I am VERY fortunate that I don’t have heart damage. In part, a reasonably healthy lifestyle, years of running etc had kept my heart healthy and strong.
According to a new study, women wait longer than men to get treatment for their heart attacks. But it’s not necessarily due to outright discrimination or even unconscious bias on the part of doctors and hospital staff. It’s more likely due to our stereotypical idea of what a heart attack looks like.
The Globe and Mail reports that researchers looked at what happened when 1,100 patients (mostly Canadian) were booked into the hospital for heart troubles. They found that:
Only 29 per cent of women received an electrocardiogram in less than 10 minutes, whereas nearly 40 per cent of men did. Similarly, only 32 per cent of women received clot-busting drugs in less than 30 minutes, while about 60 per cent of men did.
But that’s not necessarily, say, that women are taken less seriously than doctors.
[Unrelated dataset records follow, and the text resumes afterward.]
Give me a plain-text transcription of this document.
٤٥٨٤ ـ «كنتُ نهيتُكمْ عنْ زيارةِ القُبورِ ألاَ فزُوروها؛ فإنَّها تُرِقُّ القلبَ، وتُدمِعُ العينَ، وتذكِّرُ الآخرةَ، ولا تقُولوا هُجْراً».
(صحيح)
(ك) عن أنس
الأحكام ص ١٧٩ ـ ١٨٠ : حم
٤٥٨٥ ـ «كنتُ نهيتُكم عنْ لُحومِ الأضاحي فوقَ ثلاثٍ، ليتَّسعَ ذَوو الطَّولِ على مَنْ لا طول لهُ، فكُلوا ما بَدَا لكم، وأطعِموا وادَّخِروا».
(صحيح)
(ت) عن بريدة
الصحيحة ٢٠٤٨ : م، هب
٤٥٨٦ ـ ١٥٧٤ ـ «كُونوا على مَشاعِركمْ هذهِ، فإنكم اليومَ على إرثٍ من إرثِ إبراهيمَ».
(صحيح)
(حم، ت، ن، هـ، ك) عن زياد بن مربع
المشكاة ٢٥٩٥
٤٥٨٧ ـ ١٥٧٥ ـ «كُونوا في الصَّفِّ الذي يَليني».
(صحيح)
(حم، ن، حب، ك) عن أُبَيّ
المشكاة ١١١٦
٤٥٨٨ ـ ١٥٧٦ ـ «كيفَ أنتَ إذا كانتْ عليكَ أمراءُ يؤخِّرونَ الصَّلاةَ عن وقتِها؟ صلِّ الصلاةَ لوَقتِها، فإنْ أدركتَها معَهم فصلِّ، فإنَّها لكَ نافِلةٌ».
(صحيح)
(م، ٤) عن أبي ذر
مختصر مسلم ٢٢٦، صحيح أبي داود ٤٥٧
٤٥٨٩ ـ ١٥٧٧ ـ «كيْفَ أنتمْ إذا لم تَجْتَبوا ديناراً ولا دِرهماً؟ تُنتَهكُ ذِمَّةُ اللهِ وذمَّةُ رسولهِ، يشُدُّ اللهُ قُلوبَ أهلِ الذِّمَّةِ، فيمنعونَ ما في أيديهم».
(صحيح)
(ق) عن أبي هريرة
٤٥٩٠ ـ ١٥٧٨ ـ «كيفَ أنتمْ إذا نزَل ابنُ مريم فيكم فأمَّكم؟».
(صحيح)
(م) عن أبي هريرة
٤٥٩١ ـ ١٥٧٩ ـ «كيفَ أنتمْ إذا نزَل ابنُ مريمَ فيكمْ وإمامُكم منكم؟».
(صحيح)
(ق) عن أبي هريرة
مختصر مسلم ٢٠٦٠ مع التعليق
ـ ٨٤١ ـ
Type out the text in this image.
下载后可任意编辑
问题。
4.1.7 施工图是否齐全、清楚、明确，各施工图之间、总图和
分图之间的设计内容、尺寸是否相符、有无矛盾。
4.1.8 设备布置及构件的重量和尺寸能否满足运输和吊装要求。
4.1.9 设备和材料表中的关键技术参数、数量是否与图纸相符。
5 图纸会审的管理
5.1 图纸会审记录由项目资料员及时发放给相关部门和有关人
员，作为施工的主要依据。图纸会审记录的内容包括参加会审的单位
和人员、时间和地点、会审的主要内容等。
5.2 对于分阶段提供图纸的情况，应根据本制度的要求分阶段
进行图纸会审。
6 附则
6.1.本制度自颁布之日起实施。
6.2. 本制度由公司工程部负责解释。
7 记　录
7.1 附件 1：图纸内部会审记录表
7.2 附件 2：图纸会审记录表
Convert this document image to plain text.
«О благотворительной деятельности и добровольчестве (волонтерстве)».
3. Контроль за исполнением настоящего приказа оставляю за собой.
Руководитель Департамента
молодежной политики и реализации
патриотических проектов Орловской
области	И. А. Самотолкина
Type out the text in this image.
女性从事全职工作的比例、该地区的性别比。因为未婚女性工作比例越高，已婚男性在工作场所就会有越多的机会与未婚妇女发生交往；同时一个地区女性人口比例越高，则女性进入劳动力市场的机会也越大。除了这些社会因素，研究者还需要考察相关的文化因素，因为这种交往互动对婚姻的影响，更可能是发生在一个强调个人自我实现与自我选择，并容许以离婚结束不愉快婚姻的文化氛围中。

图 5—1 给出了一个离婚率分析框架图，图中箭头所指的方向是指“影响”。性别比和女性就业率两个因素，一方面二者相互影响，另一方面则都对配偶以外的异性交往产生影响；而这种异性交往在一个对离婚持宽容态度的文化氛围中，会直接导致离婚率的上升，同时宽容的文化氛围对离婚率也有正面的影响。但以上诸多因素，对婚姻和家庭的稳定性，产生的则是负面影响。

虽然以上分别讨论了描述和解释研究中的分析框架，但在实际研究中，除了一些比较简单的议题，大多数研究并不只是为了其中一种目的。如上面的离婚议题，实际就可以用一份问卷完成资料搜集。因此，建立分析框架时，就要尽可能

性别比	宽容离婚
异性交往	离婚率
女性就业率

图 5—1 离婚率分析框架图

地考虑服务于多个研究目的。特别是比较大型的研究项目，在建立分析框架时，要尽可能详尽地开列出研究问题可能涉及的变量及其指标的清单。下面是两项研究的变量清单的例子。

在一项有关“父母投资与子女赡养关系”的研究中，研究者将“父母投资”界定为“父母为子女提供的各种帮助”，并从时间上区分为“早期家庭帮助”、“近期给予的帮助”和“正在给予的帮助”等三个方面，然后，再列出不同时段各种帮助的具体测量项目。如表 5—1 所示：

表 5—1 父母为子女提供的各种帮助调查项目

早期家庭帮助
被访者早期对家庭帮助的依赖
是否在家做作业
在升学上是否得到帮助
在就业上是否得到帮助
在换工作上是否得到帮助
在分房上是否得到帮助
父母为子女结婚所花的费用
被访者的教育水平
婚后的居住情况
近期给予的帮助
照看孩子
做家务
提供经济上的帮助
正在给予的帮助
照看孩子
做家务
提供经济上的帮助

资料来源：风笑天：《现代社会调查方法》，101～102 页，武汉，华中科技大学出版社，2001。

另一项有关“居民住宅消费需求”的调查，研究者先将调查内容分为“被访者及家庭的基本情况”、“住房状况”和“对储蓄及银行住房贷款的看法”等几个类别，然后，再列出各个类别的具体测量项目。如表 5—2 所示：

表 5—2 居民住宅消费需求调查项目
Researchers say that it’s probably got more to do with the fact men and women tend to show different symptoms.
When you think of a heart attack, you probably think of the stereotypical emergency symptoms like pain radiating down your left arm and the proverbial elephant sitting on your chest, because that’s what most awareness focuses on. But those symptoms are more universal with male patients—despite heart disease being the number-one killer of both sexes. Women often experience symptoms like dizziness, extreme shortness of breath, upper back pressure or what feels like acid reflux. So it takes longer for everyone involved to realize what’s happening.
The study’s authors conclude that patients and healthcare pros alike need to be more aware that heart attacks don’t always conform to our expectations. (Imagine that!)
Now that you’ve sat through that little lecture, have some good news! Kinda. After years of warnings about the dire dangers of saturated fats, new research casts some doubt on their link with heart disease.
That’s according to the New York Times, which reports that a recent study found neither increased heart disease among participants who indulged, nor decreased risk in those who consumed more unsaturated fat. However, this does not mean you should plan on eating double breakfast burgers slathered in cheese and bacon for brunch this weekend. According to a Harvard School of Public Health prof:
Looking at individual fats and other nutrient groups in isolation could be misleading, because when people cut down on fats they tend to eat more bread, cold cereal and other refined carbohydrates that can also be bad for cardiovascular health.
“The single macronutrient approach is outdated,” said Dr. Hu, who was not involved in the study. “I think future dietary guidelines will put more and more emphasis on real food rather than giving an absolute upper limit or cutoff point for certain macronutrients.”
Soon even your cardiologist won’t shut up about Michael Pollan.